You must have got a pretty
deep-down insight into character, Governor, when you came to the top of
things over there, to the top people, I mean.
EX PRES. (_after a pause reflectively_). Yes. it was very
interesting, when one got accustomed to it: highly selected humanity,
representative of things--it was afraid of. There daily sat four of us--if
one counts heads only; but we were, in fact, six, or seven, or eight
characters. And the characters sprang up and choked us. Patriots,
statesmen? oh yes! but also "careerists." Men whose future depends on
the popular vote can't always be themselves--at least, it seemed not; for
we should then have ceased to be "representative," and it was as
representatives that we had come.
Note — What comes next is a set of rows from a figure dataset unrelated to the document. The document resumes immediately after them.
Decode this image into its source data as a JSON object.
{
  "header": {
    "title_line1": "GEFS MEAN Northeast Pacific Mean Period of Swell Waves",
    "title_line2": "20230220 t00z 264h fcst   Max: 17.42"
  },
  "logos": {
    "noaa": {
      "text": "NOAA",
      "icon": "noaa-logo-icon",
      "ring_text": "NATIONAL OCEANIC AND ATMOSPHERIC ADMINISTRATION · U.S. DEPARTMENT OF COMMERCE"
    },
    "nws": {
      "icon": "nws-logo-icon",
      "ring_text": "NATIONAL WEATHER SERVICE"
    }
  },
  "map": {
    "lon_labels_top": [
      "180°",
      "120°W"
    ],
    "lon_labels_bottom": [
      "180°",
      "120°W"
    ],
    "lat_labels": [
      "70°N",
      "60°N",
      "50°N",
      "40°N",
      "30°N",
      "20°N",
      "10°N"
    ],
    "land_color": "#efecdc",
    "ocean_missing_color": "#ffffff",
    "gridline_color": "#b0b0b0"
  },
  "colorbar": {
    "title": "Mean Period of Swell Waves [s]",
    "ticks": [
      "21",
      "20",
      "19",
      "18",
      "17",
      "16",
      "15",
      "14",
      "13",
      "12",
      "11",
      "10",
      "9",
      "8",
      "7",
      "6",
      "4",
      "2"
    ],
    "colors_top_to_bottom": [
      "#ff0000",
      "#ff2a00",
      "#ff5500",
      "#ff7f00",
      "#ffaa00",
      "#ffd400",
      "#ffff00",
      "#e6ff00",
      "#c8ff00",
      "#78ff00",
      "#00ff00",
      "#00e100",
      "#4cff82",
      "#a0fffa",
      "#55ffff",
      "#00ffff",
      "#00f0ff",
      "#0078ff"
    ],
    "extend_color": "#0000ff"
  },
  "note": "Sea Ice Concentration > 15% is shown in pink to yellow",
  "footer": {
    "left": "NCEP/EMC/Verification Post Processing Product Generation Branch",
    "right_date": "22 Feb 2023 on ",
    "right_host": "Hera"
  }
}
And so one would sit and listen, and
watch--one person, and two characters. Lloyd George, when his imagination
was not swamped in self-satisfaction, was quite evangelical to listen to--
sometimes. But there he was representative--not of principles, nor of
those visionary sparks which he struck so easily and threw off like
matches, but of a successful election cry for "hanging the Kaiser" and
"making Germany pay." And having got his majority, he and his majority had
become one. But for that, he might--he just might ... yet who can tell?
That tied him. I was alone.
TUMULTY (_coming nobly to the rescue_). Then take this from me,
Governor: for a man all alone you did wonders.
EX-PRES. I did my best; but I failed.